Petitioner has made a substantial showing of the denial of a constitutional right in the following issue presented in the instant petition: whether petitioner's Fifth Amendment rights under Miranda v. Arizona, 384 U.S. 436, 86 S.Ct. 1602 (1966) were violated. Thus, the court will issue a certificate of appealability as to petitioner's Miranda claim.

In addition, petitioner seeks a certificate of appealability as to the court's dismissal of petitioner's second and third claims as barred by the statute of limitations.

A certificate of appealability may issue under 28 U.S.C. § 2253 "only if the applicant has made a substantial showing of the denial of a constitutional right." 28 U.S.C. § 2253(c)(2). The court must either issue a certificate of appealability indicating which issues satisfy the required showing or must state the reasons why such a certificate should not issue. Fed. R. App. P. 22(b).

Where, as here, the claims were dismissed on procedural grounds, a certificate of appealability "should issue if the prisoner can show: (1) 'that jurists of reason would find it debatable whether the district court was correct in its procedural ruling'; and (2) 'that jurists of reason would find it debatable whether the petition states a valid claim of the denial of a constitutional right.'" Morris v. Woodford, 229 F.3d 775, 780 (9th Cir. 2000) (quoting Slack v. McDaniel, 529 U.S. 473, 484 (2000)).

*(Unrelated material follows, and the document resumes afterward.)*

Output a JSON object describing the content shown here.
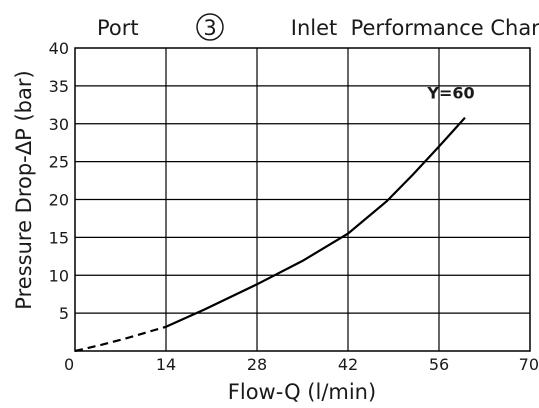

After careful review of the entire record herein, this court finds that petitioner has not satisfied the first requirement for issuance of a certificate of appealability in this case. Specifically, there is no showing that jurists of reason would find it debatable whether petitioner was entitled to equitable tolling for a period of almost five years. (October 22, 2007 Findings and Recommendations at 4-7.) Accordingly, a certificate of appealability should not issue as to claims two and three.

For the foregoing reasons, IT IS HEREBY ORDERED that petitioner's April 20, 2009 request for a certificate of appealability is granted in part; a certificate of appealability shall issue as to the denial of petitioner's Miranda claim. In all other respects, petitioner's request is denied.